Une seule solution : l'éradication

Fin janvier, à la Réunion, des militaires procèdent à une opération de démoustication.

Pour tenter d'arrêter l'épidémie, la seule solution est l'éradication du moustique Aedes albopictus, en commençant par la suppression des eaux stagnantes, par exemple dans les soucoupes de pots de fleurs, les pneus usagés, les seaux... tout ce qui représente des sites de pontes. À cela s'ajoute la lutte directe contre les moustiques au stade larvaire et au stade adulte afin de diminuer la densité des populations de moustiques, mais aussi pour atteindre le virus à l'intérieur des moustiques.

Ces différents traitements pourraient limiter la flambée de l'épidémie mais ils ne sont pas efficaces à 100%. Par ailleurs, aucun vaccin contre le virus n'existe, même si quelques essais ont eu lieu. C'est pourquoi les mesures de protection individuelle demeurent le meilleur rempart contre l'infection. L'utilisation de crèmes, de sprays insecticides, de serpentins répulsifs et de moustiquaires est indispensable pour éviter les piqûres. D'autant plus que l'épidémie de Chikungunya pourrait être le signe avant-coureur d'autres épidémies, plus graves.

Un signal d'alarme d'une ré-émergence de virus

Quelles arboviroses peut-on craindre ?

La Réunion est aujourd'hui un terrain d'observation privilégié pour les virologues qui constatent que l'épidémie apporte des informations inquiétantes sur la virulence ainsi que sur certaines des propriétés du virus. Ainsi, pour la première fois, une transmission de la mère à l'enfant a été mise en évidence. En outre, cette pathologie, jusqu'alors non mortelle, a été reconnue responsable de 215 décès « directs ou indirects ».

Nathalie Pardigon, biologiste à l'Institut Pasteur.
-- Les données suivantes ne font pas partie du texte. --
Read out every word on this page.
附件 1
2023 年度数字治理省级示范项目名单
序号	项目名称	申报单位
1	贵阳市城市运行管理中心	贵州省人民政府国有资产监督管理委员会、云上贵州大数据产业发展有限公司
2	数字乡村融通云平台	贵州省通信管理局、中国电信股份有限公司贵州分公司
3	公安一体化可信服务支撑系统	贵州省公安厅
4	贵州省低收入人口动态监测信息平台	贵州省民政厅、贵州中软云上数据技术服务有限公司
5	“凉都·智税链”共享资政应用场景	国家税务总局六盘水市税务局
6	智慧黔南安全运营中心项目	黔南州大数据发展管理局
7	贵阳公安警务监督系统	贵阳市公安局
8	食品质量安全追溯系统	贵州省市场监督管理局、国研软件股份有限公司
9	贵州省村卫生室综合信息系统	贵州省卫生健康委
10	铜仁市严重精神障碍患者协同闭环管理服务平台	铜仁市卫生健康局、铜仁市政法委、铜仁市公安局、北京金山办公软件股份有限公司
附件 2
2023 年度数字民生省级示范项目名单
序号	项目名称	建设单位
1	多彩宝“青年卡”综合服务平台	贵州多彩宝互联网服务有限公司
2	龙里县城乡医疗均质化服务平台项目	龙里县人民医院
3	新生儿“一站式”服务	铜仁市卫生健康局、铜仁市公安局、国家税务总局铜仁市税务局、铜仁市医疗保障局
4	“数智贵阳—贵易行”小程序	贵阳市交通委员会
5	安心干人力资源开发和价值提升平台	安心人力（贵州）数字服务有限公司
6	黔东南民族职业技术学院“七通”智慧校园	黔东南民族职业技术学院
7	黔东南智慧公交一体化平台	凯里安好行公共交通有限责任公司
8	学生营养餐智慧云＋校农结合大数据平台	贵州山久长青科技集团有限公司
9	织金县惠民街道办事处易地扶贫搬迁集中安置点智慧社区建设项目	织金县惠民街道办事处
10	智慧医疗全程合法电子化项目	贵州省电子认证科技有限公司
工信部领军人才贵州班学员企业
Les arboviroses, pathologies transmises par les arbovirus, ont longtemps été délaissées par les pouvoirs publics, alors que certaines d'entre elles sont très dangereuses et touchent un nombre important de personnes. Le fait que le virus Chikungunya ne se comporte pas comme lors des précédentes épidémies (Indonésie et Comores en 2005) et que d'autres arboviroses comme la fièvre jaune ou la dengue se traduisent par un tableau clinique de plus en plus grave, inquiète les scientifiques. Si l'on ajoute à cela le manque de préparation des Etats, une progression des maladies émergentes est à prévoir dans les prochaines années.

Création d'une cellule nationale de coordination de la recherche sur le Chikungunya

Le ministre de la Santé, Xavier Bertrand, et le ministre délégué à la Recherche, François Goulard, ont annoncé, lundi 20 février, la mise en place d'une Cellule nationale de coordination de la recherche sur la maladie du Chikungunya.

Présidée par le Pr Antoine Flahaut, chef du département de santé publique à l'hôpital Tenon (Paris), cette cellule est chargée de coordonner les travaux menés sur le virus, au plan local comme au plan national, et doit établir un programme de recherche qui prenne en compte « l'ensemble des problématiques associées à cette maladie ».

Par ailleurs, les ministres ont également annoncé la création d'un Comité de coordinaion des recherches sur les maladies émergentes. Ce dernier est chargé de proposer les priorités de recherche et les collaborations à développer au niveau national, européen et international afin d'anticiper et de mieux contrôler les risques face à de nouvelles pandémies.